时间:2024-05-20
关于西藏,党益民写过长篇小说《一路格桑花》《父亲的雪山,母亲的河》和长篇报告文学《用胸膛行走西藏》,还出版过散文集《西藏,灵魂的栖息地》。其中《一路格桑花》被改编成了电视连续剧在央视一套播出,《用胸膛行走西藏》获第四届鲁迅文学奖。党益民说,西藏是他生命中难以磨灭,不能忘却的记忆。
在西藏,党益民感受最深的是生的艰难与死的容易。他经历过许多次生死劫难。那些感动和劫难,成为他生命中的一笔宝贵财富和创作的源泉与动力:“在唐古拉山上,夜里零下40多摄氏度,我几乎冻死;为了给驻守阿里的新兵做榜样,我在海拔五六千米的高度上,用了13个半小时徒步58公里,绕着冈底斯山的主峰冈仁波齐走了一圈,几乎累死;在黑昌线遭遇大雪封山,每天只能吃一把黄豆,几乎饿死;在阿里无人区夜渡冰河,冰层突然坍塌,车子陷进河中,几乎被淹死;在川藏线怒八段遭遇山体崩塌,几乎砸死;一次重感冒,我边乘车行军,边手举吊瓶自己给自己输液,输到再也输不进去,后来病情恶化引起肺水肿,几乎病死;在聂拉木至樟木口岸那段崎岖的山路上,车子的一只轮台突然跑掉了,几乎翻车摔死……但每次我都大难不死,活了下來。”
即便如此,他还是眷恋和深爱着西藏。他总是随身携带一张绸缎做的西藏公路交通图,那地图,承载着他心中化不开的西藏情结与怀想。每当他打开地图,查看那些熟悉的曾经战斗过的地方,就激动不已,那激情燃烧的青春岁月,仿佛就在眼前。
评论家雷达在《人民日报》发文说:读《雪祭》,我时时被感动,为作者心中凝聚的那一份对战友、对时代、对国家的深沉情感,为喧嚣时代中那份深挚的担当而感动。作者把全部精力和心血融入书中,浇灌出这部内在热量极大的书。
宋庄:这是一部长篇小说,但是在阅读的过程中,我却一而再地混淆为是纪实。这种真实感,大概缘于无比生动饱满的细节。既有亲身经历,又有多次入藏采访的深入体会,是否《雪祭》的写作相对轻松?

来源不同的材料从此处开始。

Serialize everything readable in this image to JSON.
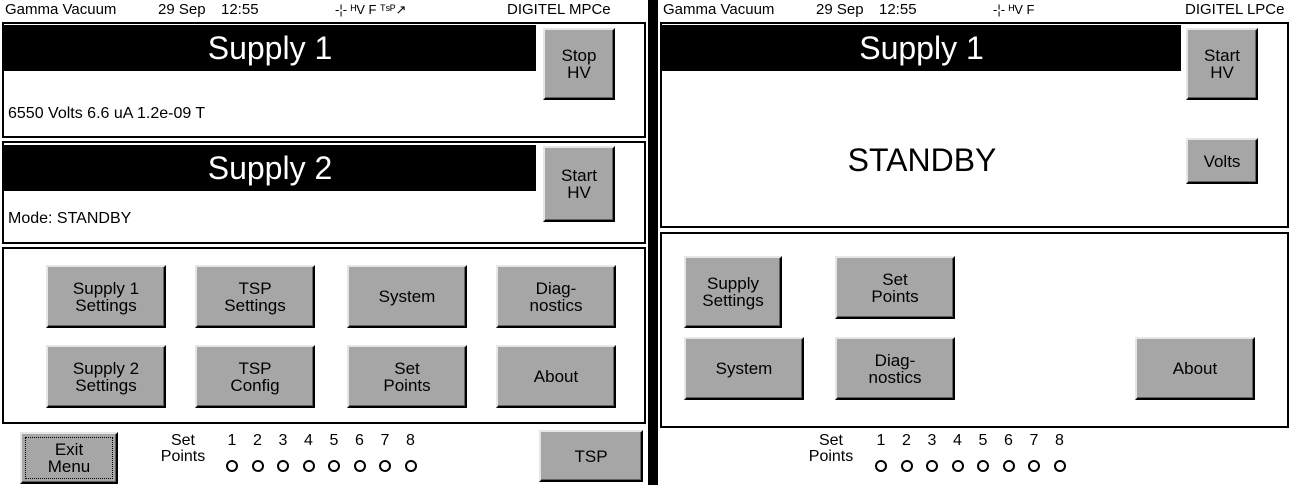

党益民:一点也不轻松。我的叙述语调看似很平静、很节制,但在写作过程中,我的内心一直在翻江倒海。平静是高原军人的一种生活状态。在艰苦的环境里,高原官兵已经习惯了忍耐,见惯了牺牲。我用平静的口吻讲述这些故事,符合高原官兵的生活常态与品性。另一方面,我不喜欢煽情,不喜欢故弄玄虚,也不想在叙述中直接抒发情感,而是将对战友的深情转化为一种尊重、理解和体谅。
宋庄:写《雪祭》的过程,我想可能对您来说在情感处理上是一次挑战。因为您既融入了对战友情同手足的深厚感情,又有对国家对民族的使命担当。能谈谈您的创作状态吗?
党益民:英雄主义在和平时代已经被冷落了,总得有人回望与坚守。在高原,英雄与非英雄之间并没有明显的界限。我没有刻意地拔高,而是用平淡的克制呈现高原军人的平凡与非凡。他们不是不想追求个人享受与家庭幸福,但是军人的职责让他们选择了奉献与牺牲。他们之所以能在巨大痛苦中表现出忍耐与平静,在大难临头时表现出从容与淡定,是因为他们早已“身在苦中不知苦”,经历过太多的生死劫难。高原现实中的“死亡”比书中写到的还要多,但我实在不忍心让那么多“战友”死去,所以在最后修改时,我又让赵天成“活”了过来。
宋庄:作品以第一人称破题做引子,随后却转入第三人称讲述——在作品结构上您是如何考虑的?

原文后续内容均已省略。